12.11.06

The following is spontaneous dialogue from the latest DSW project, in which four groups of 5-6 year olds played in the park and found a sculpture consisting of hundreds of seeds (acorns, maple seeds, sycamore, sweet gum, honey locust, horse chestnut) made, unbeknownst to them, by older children from their after school program.

Group 1
It’s something like a coconut!
It might be a squirrel house! You can’t go to this place! It might be a squirrel, and it will bite us!
I’m not scared…. (as he picks up the sculpture)
Ewww! Ewww! (two children squeal in alarm)
I saw a real nut, it’s a little baby one!
Oh, touch this! Touch this! It don’t itch, it don’t itch! I see a clue inside!
And this is stairs!

Group 2
I found something!
Oooh!
Look, that’s the same thing! (found sweet gum seed on ground like one on the sculpture)

Group 3
We found it—it’s a treasure!
What is in here? Oooh, it looks nice!
It looks famous!
It’s a treasure! Let’s bring it to our home! Let’s bring it to our mobile home!
Where’s our mobile home?
Right here, right there (puts object down in front of a tree).

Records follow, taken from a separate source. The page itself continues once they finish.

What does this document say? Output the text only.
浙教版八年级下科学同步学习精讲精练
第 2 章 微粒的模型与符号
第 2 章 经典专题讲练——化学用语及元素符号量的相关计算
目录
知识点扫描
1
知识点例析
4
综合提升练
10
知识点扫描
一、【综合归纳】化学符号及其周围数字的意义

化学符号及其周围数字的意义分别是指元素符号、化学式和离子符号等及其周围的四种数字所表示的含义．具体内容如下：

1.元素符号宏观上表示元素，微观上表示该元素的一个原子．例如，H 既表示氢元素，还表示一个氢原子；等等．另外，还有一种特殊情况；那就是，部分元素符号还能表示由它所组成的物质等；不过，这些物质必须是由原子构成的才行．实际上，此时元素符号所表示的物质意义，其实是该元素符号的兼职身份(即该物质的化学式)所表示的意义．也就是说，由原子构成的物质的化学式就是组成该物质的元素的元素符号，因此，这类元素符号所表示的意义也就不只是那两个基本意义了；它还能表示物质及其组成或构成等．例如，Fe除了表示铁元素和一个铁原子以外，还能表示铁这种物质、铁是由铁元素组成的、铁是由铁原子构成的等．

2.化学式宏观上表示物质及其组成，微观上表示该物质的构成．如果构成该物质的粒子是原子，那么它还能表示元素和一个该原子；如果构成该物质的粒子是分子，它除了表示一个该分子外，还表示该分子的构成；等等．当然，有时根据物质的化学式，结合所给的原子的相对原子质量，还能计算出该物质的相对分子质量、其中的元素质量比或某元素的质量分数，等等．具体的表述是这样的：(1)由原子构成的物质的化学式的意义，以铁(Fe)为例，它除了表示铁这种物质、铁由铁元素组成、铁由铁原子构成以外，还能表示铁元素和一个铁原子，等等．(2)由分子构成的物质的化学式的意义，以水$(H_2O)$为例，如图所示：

I’m going on a piggy bank ride!
A what?
A piggy bank ride!
I give you the DESTINY! Of! The forest! I give you my own ___ of destiny! Today! We will bring a treasure to the King! I’m going to put a flower!

Group 4
Look what we found!
Nuts….
Freaky….
I think that we should put it in there…
I see a hole over there…
Careful with the pointy stuff!

Notes I wrote as I edited Group 3’s scene:
When all of the children see it, their eyes get bigger. They stop in their tracks. They look around for someone to whom they can share this secret finding. How quick some of the children are to label this strange object a “treasure.” What is that readiness, the willingness for the object to be special, to be so unique and wonderful as to be worthy of the moniker “Treasure”? They have no qualms, they waste no time in whispering, saying, shouting the word. They do not wonder if it is a treasure; they merely speak the word, they give the object its rightful name: treasure.

Others do not speak a word. They merely look at the thing and touch it warily and look around incredulously at their companions. This is quite strange, their eyes say to each other. One among them may move to pick it up, but others in the group are convinced that they should oppose this decision and shout at that person or even kick the sculpture. What is certain is that this object is not anything the children know about. They will soon figure out among themselves what it is and what should be done with it. They will create its mythology.

Two weeks after the play/videotaping in the park, I showed the children the video of their play/discoveries. Each group viewed their own scenes, only, such that they didn’t know what the other groups did with the sculpture or thought it was. I will write more soon about the voiceover narration they provided, as they were watching.